Un’altra soglia è stata sfondata, e sempre in peggio. Adesso la disoccupazione è al 13%, il dato peggiore dal 1977: l’aggiornamento viene dall’Istat, dati di febbraio. Allarmante anche l’indice giovanile (15-24 anni): si attesta al 42,3%, pur subendo una lievissima flessione (-0,1%) rispetto al mese di gennaio.

Ma ovviamente questo pur bassissimo «miglioramento» non attenua la drammaticità del trend sul lungo termine: la disoccupazione giovanile è infatti aumentata di ben il 3,6% rispetto al febbraio 2013, mentre di ben il 9% si è incrementato il dato generale (arrivando appunto al 13%).

Le persone in cerca di lavoro, nel nostro Paese, sono 3 milioni e 307 mila, in aumento dello 0,2% rispetto a gennaio (+8 mila) e appunto del 9% rispetto a un anno prima (+272 mila). Mentre, se restringiamo l’area solo ai più giovani, ne abbiamo 678 mila.

Dati che arrivano proprio nel giorno in cui Matteo Renzi visita la Gran Bretagna e il suo collega premier Cameron, confrontando le sue ricette con quelle degli inglesi.Dati che il presidente del consiglio definisce «sconvolgenti»: «Si sono persi mille posti di lavoro al giorno», nota.
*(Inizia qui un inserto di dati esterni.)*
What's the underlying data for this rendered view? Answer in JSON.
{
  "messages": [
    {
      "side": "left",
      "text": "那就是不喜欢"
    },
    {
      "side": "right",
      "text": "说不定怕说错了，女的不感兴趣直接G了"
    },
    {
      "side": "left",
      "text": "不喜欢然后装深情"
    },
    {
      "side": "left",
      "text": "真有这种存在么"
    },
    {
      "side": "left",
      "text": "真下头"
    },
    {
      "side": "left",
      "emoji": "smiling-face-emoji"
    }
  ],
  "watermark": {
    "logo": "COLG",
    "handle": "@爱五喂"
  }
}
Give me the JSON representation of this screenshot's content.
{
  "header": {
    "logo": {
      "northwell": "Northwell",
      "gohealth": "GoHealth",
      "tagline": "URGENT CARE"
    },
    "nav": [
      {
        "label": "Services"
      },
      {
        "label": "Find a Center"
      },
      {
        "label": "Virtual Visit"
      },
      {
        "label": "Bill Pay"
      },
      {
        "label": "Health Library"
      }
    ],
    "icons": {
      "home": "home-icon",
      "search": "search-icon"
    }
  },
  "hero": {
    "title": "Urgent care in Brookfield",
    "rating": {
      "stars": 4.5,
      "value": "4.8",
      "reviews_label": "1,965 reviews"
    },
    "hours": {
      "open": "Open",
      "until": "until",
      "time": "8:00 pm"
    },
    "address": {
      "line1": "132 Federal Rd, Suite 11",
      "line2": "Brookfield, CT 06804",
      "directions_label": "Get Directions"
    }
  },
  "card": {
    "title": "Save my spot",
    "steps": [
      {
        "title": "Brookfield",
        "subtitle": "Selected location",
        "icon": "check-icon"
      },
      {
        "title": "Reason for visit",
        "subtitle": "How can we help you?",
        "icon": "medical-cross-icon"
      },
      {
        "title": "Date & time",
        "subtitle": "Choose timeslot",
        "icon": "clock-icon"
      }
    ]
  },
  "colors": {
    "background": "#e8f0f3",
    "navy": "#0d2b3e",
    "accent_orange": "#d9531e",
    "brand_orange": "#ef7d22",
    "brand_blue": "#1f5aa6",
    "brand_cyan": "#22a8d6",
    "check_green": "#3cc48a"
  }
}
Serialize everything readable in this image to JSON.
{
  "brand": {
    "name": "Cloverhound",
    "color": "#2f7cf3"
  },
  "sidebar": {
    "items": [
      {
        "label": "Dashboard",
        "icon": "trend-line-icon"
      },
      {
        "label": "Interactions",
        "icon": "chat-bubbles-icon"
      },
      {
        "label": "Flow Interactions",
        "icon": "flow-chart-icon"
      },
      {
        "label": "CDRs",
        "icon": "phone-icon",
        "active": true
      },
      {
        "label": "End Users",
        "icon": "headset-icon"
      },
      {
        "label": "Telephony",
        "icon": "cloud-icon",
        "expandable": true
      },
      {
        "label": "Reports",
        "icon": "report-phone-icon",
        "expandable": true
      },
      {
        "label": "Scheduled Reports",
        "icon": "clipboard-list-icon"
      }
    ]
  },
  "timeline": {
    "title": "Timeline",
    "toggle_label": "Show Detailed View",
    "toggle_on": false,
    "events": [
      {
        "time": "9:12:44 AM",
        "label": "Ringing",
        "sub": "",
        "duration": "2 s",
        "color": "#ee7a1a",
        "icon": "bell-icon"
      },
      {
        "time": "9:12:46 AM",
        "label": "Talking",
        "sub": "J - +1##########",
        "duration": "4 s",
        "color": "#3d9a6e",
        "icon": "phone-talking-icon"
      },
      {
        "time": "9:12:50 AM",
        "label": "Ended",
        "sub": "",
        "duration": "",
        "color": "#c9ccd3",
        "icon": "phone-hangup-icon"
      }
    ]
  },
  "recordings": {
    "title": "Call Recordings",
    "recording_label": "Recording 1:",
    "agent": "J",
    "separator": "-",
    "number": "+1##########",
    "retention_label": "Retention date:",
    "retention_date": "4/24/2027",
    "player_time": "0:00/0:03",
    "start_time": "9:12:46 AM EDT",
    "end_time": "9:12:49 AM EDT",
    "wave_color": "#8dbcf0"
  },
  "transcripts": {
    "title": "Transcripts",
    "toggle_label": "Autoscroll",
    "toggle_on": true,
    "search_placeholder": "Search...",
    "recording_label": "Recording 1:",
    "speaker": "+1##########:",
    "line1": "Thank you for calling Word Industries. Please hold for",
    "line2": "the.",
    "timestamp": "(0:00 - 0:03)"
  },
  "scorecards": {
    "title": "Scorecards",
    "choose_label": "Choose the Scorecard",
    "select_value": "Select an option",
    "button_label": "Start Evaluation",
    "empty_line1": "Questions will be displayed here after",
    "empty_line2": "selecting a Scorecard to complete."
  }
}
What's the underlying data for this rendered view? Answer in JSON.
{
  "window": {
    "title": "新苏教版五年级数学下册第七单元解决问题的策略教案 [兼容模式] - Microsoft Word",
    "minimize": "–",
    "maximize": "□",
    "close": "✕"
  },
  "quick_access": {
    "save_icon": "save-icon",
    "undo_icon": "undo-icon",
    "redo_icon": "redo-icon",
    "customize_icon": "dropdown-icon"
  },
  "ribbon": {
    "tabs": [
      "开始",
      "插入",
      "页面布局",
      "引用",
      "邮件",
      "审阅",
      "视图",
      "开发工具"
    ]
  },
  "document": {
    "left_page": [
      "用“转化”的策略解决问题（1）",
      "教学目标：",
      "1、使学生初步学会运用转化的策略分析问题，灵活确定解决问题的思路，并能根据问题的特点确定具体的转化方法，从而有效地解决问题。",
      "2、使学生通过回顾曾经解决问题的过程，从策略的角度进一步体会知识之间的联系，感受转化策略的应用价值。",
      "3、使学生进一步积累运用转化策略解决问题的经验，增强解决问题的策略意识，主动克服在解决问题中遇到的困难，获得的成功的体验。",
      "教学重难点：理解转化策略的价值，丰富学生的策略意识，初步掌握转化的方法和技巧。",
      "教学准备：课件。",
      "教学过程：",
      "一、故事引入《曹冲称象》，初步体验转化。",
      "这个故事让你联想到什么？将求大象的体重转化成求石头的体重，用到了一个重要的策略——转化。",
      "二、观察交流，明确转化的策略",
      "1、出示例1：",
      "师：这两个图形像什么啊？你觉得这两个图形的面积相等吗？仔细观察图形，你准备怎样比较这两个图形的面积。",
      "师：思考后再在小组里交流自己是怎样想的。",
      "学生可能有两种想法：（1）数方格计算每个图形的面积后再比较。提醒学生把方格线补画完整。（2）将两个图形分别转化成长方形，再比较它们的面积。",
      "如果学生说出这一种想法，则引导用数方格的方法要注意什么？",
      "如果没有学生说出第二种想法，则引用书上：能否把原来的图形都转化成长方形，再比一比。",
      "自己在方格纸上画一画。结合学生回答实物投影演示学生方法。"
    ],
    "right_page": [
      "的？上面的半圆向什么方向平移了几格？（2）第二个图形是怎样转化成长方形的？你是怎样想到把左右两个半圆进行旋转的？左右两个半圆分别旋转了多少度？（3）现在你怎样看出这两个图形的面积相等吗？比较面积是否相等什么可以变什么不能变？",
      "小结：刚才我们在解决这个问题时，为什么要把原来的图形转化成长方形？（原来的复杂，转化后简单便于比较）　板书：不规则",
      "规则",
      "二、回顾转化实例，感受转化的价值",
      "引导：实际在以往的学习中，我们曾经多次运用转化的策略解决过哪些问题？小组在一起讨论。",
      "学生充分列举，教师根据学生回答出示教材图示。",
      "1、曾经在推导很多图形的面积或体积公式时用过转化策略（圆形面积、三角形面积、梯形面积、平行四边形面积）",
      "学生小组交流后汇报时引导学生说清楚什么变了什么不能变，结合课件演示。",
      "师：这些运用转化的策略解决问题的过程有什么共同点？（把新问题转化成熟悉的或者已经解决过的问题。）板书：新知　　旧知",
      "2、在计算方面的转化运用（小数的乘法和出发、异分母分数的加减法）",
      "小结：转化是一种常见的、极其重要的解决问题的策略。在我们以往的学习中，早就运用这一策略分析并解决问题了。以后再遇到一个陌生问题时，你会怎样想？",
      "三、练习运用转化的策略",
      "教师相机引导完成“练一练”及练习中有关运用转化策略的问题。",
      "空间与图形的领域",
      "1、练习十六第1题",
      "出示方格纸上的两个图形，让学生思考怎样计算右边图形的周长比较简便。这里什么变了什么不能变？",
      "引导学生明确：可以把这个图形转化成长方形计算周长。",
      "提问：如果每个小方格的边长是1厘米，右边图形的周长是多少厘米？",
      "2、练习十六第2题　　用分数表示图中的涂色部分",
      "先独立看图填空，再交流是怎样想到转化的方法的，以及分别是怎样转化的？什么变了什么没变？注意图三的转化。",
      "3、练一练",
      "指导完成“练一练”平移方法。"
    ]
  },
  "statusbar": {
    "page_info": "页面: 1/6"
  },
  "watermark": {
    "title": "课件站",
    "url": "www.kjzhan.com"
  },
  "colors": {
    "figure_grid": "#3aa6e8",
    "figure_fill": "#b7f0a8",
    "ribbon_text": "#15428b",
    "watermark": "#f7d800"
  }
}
Nell’area euro la disoccupazione è abbastanza più bassa: all’11,9%, ed è stabile, segnala Eurostat. Il nostro dato stona parecchio rispetto a quello tedesco (al 7,1%, peraltro in discesa) e soprattutto la dinamica è tra le più drammatiche, visto che peggio di noi fanno solo Grecia e Cipro. Quest’ultima è infatti passata dal 14,7% al 16,7%, mentre la Grecia dal 26,3% al 27,5%.

Anche il dato giovanile europeo risulta in calo: nei 18 Paesi dell’Eurozona, l’indice dei 15-24 enni è passato dal 23,6% al 23,5% (in Italia dal 42,4% al 42,3%). Il nostro Paese resta comunque nella Ue quello messo peggio dopo la Spagna, dove gli under 25 senza lavoro sono passati dal 54,2% al 53,6%. Nell’insieme dei 28 Paesi della Ue, la disoccupazione giovanile a febbraio si è attestata al 22,9% contro il 23% di gennaio.

Ma l’obiettivo di Matteo Renzi, che qualche giorno fa ha annunciato di voler riportare il dato sotto il 10% entro la fine della legislatura, è di agevole realizzazione? Qualche calcolo lo fornisce l’Istat.

Una riduzione della disoccupazione che ne porti il tasso sotto il 10% richiederebbe un calo di almeno 780 mila disoccupati. Attualmente il tasso del 13% vede 3,3 milioni di disoccupati a fronte dei 25,5 milioni di persone considerate all’interno del mondo delle «forze del lavoro». Per scendere al 9,9%, cristallizzando per comodità il valore delle «forze del lavoro», significherebbe fermare i disoccupati a circa 2 milioni 520 mila, con un calo quindi del 24%.

Una cifra sempre piuttosto alta, ma invertire il trend in modo così deciso, dopo anni di crisi e di emorragie infinite, sarebbe già un sogno: va ricordato tra l’altro che qualche giorno fa il ministro del Lavoro Giuliano Poletti aveva annunciato che il 2014 sarà «ancora un anno di sofferenza», perché «di transizione». Quindi, il governo spera evidentemente di invertire il trend a partire dal 2015, e non prima.

Tornare al 10%, significherebbe annullare (sul piano statistico) ben due anni di crisi: per trovare un tasso di disoccupazione a quei livelli bisogna risalire infatti al gennaio 2012. Allora si era toccato il 9,5%, ma già si era balzati al 10% nel mese successivo. Le «forze lavoro» ammontavano a 25,4 milioni e i disoccupati superavano di poco i 2,4 milioni.

Volendo raggiungere il target entro la fine dell’anno – ipotizzando una corsa certo quasi impossibile – a partire da maggio occorrerebbe ridurre l’esercito dei senza lavoro di circa 100 mila unità al mese. Un obiettivo troppo alto, forse, anche per l’iper attivo presidente Renzi.